IF 2.4 3区 医学 Q3 ONCOLOGY Pub Date : 2025-02-26 DOI: 10.1007/s10147-025-02727-z
Katsuya Makihara, Keisuke Kongo, Kayo Motomura, Daiki Kimoto, Yukako Yamamoto, Misato Tanihata, Mieko Yoshidome, Tomokazu Matsumura

Background: One of the most serious adverse events associated with trastuzumab treatment is cardiac dysfunction, including congestive heart failure. Therefore, regular cardiac screening with echocardiography is commonly performed during trastuzumab treatment, although it is unclear for how long the patient will continue to be evaluated.
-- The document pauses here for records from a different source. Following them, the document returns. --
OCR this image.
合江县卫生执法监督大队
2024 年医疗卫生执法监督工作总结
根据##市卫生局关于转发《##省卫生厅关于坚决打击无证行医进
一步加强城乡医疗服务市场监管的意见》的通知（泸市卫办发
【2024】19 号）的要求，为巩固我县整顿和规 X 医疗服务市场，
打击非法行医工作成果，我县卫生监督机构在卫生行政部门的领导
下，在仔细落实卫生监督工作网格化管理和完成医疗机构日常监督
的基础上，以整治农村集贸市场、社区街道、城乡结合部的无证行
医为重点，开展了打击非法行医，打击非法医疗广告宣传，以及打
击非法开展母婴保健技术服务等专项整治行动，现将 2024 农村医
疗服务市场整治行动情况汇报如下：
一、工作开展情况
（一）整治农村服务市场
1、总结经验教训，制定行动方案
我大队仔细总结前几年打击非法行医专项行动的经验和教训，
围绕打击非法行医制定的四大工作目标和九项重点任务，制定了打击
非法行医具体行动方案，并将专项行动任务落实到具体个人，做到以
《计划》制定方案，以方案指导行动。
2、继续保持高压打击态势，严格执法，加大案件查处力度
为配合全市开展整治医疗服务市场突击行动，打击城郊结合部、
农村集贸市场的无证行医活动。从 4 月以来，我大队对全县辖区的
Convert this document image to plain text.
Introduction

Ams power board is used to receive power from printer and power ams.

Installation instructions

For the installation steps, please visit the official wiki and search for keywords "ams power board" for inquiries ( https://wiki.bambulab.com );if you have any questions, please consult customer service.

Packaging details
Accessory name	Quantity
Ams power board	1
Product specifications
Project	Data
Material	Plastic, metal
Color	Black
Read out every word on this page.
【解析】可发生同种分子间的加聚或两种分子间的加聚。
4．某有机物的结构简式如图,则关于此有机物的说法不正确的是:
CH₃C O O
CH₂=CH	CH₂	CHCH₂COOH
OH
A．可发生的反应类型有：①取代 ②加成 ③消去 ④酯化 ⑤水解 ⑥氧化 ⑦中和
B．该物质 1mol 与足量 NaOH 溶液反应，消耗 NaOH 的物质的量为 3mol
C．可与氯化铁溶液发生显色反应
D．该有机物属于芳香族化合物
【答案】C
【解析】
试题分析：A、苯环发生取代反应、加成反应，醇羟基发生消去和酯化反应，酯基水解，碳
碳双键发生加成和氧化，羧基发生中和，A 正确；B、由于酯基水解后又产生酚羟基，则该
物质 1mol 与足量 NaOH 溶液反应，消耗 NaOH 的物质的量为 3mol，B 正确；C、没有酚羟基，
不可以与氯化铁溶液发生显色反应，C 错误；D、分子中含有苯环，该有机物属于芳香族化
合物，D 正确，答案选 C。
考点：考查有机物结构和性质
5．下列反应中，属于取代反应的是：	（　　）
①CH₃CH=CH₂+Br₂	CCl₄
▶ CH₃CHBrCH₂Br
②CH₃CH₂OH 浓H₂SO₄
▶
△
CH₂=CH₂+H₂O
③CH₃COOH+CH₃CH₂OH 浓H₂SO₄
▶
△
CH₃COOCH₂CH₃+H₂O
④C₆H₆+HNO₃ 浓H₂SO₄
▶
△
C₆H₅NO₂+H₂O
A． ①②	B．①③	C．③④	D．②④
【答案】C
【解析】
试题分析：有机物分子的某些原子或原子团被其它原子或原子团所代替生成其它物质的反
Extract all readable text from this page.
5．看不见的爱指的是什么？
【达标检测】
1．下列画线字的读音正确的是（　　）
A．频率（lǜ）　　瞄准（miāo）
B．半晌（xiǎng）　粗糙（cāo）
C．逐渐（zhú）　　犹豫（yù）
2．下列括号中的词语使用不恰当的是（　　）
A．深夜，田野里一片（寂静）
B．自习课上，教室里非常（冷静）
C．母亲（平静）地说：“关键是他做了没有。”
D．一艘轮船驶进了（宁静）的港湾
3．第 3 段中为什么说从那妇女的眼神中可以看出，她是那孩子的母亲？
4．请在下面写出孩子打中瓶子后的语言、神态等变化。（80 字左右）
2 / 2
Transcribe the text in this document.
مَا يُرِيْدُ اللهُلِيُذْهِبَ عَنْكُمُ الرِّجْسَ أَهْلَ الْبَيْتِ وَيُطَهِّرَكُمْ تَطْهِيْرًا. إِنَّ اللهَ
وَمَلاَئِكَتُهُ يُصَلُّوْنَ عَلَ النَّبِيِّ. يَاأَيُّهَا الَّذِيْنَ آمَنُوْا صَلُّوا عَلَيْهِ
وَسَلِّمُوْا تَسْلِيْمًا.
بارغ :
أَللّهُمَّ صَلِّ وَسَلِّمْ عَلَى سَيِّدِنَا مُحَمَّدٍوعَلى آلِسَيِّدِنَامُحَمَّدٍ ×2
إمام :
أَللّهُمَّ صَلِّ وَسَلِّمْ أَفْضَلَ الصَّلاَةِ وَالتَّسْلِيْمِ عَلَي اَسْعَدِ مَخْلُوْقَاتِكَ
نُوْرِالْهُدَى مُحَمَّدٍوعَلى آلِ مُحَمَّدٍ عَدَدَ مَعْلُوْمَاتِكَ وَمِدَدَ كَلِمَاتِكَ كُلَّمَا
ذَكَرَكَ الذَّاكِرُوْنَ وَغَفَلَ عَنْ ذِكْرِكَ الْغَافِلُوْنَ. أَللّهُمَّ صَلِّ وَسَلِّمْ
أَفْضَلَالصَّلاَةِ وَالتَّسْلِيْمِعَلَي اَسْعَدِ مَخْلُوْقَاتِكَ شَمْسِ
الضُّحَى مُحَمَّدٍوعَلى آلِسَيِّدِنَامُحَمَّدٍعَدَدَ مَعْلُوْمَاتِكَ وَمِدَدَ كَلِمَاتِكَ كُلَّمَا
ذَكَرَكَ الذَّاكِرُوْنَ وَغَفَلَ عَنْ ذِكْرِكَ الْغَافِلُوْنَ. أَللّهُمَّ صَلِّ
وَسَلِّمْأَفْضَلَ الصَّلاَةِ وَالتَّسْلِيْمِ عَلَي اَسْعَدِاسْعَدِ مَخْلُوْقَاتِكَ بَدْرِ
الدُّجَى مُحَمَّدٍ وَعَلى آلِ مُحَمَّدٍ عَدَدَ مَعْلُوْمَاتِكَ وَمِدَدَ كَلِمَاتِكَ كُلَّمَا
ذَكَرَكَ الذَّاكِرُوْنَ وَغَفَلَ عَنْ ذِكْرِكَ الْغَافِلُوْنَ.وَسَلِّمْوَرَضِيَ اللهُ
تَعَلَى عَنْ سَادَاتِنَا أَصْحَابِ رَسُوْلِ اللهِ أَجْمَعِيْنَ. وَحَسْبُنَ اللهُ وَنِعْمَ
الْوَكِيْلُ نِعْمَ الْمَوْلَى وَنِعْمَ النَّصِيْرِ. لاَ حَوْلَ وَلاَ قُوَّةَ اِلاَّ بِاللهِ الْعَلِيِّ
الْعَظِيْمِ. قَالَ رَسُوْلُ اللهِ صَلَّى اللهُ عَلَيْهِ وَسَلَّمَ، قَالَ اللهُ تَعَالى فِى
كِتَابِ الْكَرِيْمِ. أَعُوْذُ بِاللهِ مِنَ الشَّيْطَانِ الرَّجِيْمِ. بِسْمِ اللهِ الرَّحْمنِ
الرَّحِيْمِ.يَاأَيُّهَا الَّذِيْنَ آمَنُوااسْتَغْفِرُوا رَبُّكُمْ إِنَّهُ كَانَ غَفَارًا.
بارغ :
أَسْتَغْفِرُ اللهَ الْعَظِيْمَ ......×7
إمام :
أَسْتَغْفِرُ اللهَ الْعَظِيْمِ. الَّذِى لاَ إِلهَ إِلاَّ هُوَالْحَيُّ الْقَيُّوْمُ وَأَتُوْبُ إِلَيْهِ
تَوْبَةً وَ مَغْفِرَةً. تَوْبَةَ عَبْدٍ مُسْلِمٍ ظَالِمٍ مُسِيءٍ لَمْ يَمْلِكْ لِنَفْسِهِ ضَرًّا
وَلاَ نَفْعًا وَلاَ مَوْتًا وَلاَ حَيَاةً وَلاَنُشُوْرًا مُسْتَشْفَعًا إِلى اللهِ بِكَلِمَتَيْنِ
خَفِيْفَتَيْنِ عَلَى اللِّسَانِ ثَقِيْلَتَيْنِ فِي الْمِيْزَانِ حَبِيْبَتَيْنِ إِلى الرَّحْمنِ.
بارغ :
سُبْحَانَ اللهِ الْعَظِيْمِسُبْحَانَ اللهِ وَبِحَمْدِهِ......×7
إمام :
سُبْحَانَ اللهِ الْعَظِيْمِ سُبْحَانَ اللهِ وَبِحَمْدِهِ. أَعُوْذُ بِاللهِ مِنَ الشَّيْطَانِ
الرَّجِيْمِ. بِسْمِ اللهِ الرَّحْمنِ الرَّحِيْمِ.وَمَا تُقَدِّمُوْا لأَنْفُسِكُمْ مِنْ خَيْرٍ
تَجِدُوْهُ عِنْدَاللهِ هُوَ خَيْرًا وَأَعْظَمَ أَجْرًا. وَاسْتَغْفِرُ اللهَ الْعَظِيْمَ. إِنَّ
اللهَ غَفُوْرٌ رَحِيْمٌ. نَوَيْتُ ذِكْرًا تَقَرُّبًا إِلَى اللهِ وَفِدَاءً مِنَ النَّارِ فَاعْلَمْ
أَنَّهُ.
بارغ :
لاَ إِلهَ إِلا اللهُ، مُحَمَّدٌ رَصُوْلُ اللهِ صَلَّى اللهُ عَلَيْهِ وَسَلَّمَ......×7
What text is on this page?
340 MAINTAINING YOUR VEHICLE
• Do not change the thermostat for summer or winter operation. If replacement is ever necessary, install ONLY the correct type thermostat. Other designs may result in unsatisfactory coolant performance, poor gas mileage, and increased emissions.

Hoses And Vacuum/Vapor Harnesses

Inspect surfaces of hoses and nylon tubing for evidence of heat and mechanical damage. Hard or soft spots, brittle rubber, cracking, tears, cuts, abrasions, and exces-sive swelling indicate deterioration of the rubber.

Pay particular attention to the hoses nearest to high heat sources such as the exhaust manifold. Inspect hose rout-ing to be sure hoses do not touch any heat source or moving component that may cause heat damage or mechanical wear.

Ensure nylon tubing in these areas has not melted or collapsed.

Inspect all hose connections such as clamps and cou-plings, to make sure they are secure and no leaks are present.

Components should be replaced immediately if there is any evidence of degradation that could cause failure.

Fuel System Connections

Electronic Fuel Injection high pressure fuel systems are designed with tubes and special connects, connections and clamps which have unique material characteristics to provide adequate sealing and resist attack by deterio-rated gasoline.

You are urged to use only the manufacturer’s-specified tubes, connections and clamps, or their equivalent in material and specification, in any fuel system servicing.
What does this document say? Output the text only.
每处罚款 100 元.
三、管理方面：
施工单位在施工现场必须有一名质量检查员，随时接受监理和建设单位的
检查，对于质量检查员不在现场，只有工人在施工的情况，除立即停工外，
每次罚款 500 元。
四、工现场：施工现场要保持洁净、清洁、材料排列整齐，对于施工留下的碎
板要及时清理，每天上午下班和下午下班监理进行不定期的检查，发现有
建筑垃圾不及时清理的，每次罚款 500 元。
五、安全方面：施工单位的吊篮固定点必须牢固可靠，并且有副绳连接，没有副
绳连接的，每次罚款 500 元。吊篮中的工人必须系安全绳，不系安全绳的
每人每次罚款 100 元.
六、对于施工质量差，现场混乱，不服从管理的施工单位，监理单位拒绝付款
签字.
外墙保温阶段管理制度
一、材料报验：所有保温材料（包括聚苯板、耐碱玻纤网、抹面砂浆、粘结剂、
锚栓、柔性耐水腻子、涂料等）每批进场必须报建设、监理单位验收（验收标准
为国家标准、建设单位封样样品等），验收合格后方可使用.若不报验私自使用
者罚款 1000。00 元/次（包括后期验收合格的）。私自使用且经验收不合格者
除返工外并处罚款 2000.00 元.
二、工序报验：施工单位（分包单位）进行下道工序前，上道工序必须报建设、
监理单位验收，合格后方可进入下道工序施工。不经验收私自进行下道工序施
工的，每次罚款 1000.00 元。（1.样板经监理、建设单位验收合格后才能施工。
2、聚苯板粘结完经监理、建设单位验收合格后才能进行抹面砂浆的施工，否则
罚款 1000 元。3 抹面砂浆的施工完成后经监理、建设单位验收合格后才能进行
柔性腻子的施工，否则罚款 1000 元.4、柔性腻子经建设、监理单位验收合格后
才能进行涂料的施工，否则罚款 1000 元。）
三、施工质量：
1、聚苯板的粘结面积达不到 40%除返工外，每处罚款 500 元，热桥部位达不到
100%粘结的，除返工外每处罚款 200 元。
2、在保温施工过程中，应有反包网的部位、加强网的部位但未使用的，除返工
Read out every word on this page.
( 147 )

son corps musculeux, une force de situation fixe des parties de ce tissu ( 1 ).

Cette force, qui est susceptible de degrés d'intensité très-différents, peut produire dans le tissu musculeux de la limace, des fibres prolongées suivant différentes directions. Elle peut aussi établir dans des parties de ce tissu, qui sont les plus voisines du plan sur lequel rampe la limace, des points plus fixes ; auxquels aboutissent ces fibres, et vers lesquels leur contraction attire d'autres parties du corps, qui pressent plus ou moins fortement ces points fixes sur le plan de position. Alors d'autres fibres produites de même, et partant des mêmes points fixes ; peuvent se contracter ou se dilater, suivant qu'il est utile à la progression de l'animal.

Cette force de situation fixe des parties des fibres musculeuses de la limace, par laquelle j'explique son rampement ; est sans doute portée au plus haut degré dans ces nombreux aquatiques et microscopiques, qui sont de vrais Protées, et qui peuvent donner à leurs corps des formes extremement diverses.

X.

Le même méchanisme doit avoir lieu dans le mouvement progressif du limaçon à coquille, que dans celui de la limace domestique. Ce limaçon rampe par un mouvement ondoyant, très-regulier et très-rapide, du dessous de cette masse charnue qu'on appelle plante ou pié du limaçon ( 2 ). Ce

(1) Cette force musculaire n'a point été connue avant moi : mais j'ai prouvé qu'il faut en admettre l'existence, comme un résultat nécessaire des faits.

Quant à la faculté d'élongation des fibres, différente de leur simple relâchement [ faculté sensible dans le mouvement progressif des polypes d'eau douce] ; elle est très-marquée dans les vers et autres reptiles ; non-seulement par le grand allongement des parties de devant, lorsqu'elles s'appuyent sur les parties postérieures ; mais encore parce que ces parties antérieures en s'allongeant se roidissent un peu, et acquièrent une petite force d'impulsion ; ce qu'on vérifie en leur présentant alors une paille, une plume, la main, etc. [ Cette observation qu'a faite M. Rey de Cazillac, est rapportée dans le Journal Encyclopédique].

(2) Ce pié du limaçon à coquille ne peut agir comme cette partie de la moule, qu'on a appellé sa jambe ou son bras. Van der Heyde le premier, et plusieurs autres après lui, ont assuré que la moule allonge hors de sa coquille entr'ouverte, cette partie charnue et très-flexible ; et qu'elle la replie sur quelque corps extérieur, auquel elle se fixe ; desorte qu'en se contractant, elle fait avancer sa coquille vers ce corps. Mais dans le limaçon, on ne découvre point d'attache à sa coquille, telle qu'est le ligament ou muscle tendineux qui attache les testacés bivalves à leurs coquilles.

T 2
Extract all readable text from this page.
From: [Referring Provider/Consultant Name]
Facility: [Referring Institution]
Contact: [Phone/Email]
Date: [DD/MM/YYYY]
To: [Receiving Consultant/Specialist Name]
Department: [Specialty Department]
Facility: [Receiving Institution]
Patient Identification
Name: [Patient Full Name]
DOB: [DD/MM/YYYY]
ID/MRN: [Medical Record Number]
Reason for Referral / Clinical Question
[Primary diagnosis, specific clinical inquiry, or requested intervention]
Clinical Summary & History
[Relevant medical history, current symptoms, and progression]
We investigated the time to the occurrence of trastuzumab-induced cardiac dysfunction using the Japanese Adverse Drug Event Report (JADER) database. We examined the optimal duration of cardiac function evaluation in patients treated with trastuzumab.

Methods: This study used data registered between April 2004 and September 2023 in the JADER database. We investigated the time to onset of cardiotoxicity in patients treated with trastuzumab, trastuzumab emtansine, or trastuzumab deruxtecan. We considered the time to exclude outliers detected using the Smirnov-Grubbs test as the optimal follow-up duration for cardiac function tests.

Results: Of 868,478 patients who reported adverse drug events, 977 experienced cardiac dysfunctions among those treated with trastuzumab. A total of 375 patients were included in the analysis after excluding patients for whom the time to onset of cardiotoxicity was unknown or those who experienced cardiac dysfunction after receiving trastuzumab followed by anthracycline. The median time to cardiotoxicity was 4.5 months (range 0-100 months). However, ≥ 19 months after the start of trastuzumab administration was detected as an outlier in the target population (P = 0.036).

Conclusion: The duration of regular follow-up of cardiac function using echocardiography during anti-HER2 therapy can be 18 months from the start of treatment.

背景:与曲妥珠单抗治疗相关的最严重不良反应之一是心脏功能障碍,包括充血性心力衰竭。因此,在曲妥珠单抗治疗期间,通常会通过超声心动图进行定期心脏筛查,但目前尚不清楚患者将在多长时间内继续接受评估。我们利用日本药物不良事件报告(JADER)数据库调查了曲妥珠单抗诱发心功能不全的发生时间。我们研究了对接受曲妥珠单抗治疗的患者进行心功能评估的最佳持续时间:本研究使用了 2004 年 4 月至 2023 年 9 月期间在 JADER 数据库中登记的数据。我们调查了接受曲妥珠单抗、曲妥珠单抗埃坦辛或曲妥珠单抗德鲁司康治疗的患者出现心脏毒性的时间。我们将使用斯米尔诺夫-格拉布斯检验排除异常值的时间视为心功能检测的最佳随访时间:在 868478 例报告药物不良事件的患者中,977 例接受曲妥珠单抗治疗的患者出现了心脏功能障碍。在排除了心脏毒性发生时间未知的患者或在接受曲妥珠单抗治疗后再接受蒽环类药物治疗而出现心脏功能障碍的患者后,共有375名患者被纳入分析。出现心脏毒性的中位时间为 4.5 个月(0-100 个月)。然而,在目标人群中,曲妥珠单抗开始用药后≥19个月被检测为异常值(P = 0.036):结论:在抗 HER2 治疗期间使用超声心动图定期随访心脏功能的时间可为治疗开始后 18 个月。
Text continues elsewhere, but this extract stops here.